Firstly, the proposed EHM-APT framework, when considering the shock of higher-order moment, can significantly improve the prediction accuracy of the carbon price compared with the framework when not considering the shock higher-order moment. This conclusion further proves that the shock of market asymmetry and extreme events that stem from its pricing factors is an indispensable factor for predicting and fitting the carbon price, which is ignored by previous research. In fact, it has been proven in many studies that co-skewness and co-kurtosis, which represent the market asymmetry and extreme events, are used as the pricing factors of financial assets [
4]. Based on this idea, this paper further proves that co-skewness and co-kurtosis are also important and indispensable factors for explaining the pricing mechanism of carbon assets.

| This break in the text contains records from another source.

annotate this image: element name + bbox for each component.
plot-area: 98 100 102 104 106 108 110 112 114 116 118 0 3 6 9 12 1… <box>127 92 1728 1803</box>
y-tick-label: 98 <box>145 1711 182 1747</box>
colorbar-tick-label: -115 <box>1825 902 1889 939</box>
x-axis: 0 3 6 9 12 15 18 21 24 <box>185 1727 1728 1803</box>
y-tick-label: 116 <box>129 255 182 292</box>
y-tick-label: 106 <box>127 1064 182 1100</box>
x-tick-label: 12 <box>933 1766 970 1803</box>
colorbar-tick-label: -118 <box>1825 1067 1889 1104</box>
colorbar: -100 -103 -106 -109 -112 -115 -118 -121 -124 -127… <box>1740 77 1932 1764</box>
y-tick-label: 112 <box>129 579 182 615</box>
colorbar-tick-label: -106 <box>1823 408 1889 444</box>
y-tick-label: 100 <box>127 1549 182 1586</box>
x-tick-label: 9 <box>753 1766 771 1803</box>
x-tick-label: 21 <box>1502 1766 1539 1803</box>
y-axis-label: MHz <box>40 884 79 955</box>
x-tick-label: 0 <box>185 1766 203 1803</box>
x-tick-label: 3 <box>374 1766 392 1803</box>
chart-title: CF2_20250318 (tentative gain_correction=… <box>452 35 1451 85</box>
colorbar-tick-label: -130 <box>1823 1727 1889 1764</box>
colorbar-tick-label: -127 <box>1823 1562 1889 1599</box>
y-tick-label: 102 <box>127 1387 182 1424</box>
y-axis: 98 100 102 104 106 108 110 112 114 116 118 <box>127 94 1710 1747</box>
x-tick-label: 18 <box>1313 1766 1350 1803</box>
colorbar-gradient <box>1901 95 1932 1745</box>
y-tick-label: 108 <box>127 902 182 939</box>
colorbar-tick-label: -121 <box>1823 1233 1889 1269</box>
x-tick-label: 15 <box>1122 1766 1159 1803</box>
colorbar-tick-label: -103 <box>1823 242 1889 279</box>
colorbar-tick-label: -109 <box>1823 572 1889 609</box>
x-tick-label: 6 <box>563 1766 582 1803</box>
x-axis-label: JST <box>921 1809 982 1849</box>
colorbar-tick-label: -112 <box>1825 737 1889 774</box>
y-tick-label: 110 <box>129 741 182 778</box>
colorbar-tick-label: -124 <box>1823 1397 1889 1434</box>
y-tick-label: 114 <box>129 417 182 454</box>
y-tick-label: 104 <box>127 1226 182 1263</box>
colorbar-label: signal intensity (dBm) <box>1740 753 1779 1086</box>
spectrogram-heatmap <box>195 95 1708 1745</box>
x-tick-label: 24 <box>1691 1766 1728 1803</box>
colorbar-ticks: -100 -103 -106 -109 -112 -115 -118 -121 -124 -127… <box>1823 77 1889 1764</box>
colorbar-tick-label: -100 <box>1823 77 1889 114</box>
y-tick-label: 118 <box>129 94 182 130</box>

Secondly, the Multi-LSTM model for which the parameters and structure were determined experimentally (the structure of 18–64–64–1) in this article, is a suitable network for predicting the carbon price, and its performance is superior to the other benchmark models (that is, the Multi-GRU, RNN, MLP, GARCH, and BP models) in all of the evaluation criteria. This result suggests that the Multi-LSTM model is competitive for predicting the carbon price under the proposed EHM-APT framework. Therefore, we conclude that the model has advantages in effectively capturing and mapping the complex non-linear network relationship between the carbon price and its pricing factors.
This study predicts the carbon price based on the structured pricing factors that the data sourced from certain financial markets. As evidenced in this article, the proposed EHM-APT framework has good applicability, and can support valuable references for solving pricing problems in other financial markets as well. In fact, in addition to the higher-order moment terms, we can also explore pricing factors that can measure market asymmetry information and external shock by means of big data text mining. Future research can explore the non-structured pricing factors obtained by text information technology by applying the proposed multi-factor pricing framework, such as the factor of investor sentiment, policy events, and others. Based on this, another valuable exploration prospect is derived, that is, as the increase of data information by means of text mining technology or other machine learning technologies, the way to achieve information fusion and sharing of data features between the structured and unstructured pricing factors within the established pricing framework is a key issue that requires an outcome.